It was appropriate in a week of Philharmonic pride that the soloist earlier in the program was drawn from the ranks of the orchestra: Anthony McGill, the principal clarinet, who was featured in the American premiere of Salonen’s “kínēma.” Replace the “k” with a “c” and you get the idea; the piece was drawn from plans for a film score.
Salonen said from the stage that the roughly half-hour work, composed during the pandemic lockdown and scored for strings alone, was “practically” a clarinet concerto — made up of five “scenes” that he compared to individual rooms, each without the ranging or development we usually expect within concerto movements. (For those who wanted development, he said to laughter, there was the Beethoven symphony to come after intermission.)
The first scene is a shining, dewy dawn; the second, a soft, easygoing aria over a steady repeating bass line; the third, a bright, pizzicato accompaniment to a skipping, spattering clarinet; the fourth, a restrained elegy punctuated by sudden, swiftly abandoned surges.
The fifth begins with hymnlike solemnity, reminiscent of a sunset, with the violins making a high, smooth spearing sound that shades into the tone of the clarinet. Unexpectedly aggressive, sharply rhythmic music follows — this seems to be the material that Salonen joked earlier was an echo of “Psycho” — accompanied by siren cries from the soloist.

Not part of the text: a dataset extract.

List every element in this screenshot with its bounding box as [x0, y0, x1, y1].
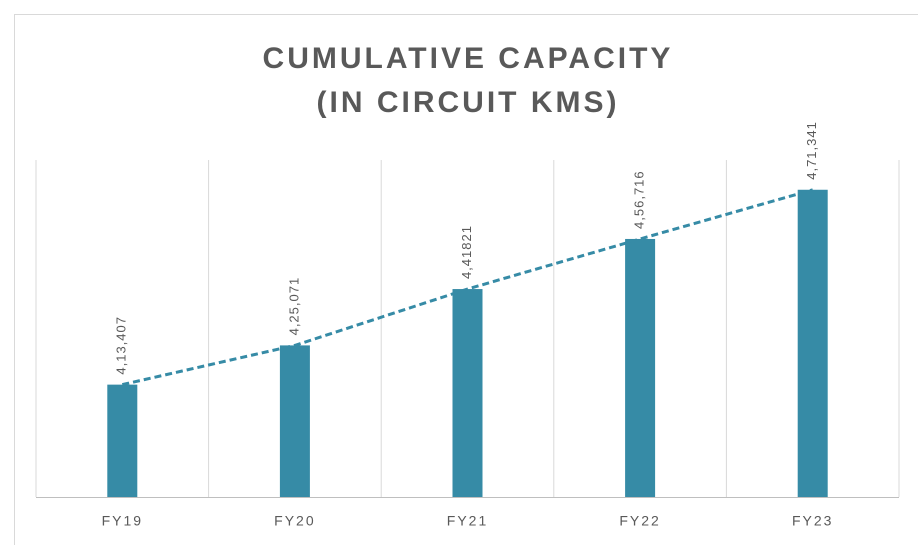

It felt odd to be unleashing so much drama at the very end, a big release of something that was never quite built up. But “kínēma” isn’t unpleasant, and McGill was a stylishly reserved soloist, not one to impose himself even in virtuosic passages — his tone mellow yet direct, sweet and refreshing.
The concert — beginning with Luciano Berio’s elegantly wry, 20th-century layering of four versions of an 18th-century Luigi Boccherini quintet — was a spirited union of new and old, and an aptly stirring celebration of exciting news.
New York Philharmonic
This program repeats through Saturday at David Geffen Hall, Manhattan; nyphil.org.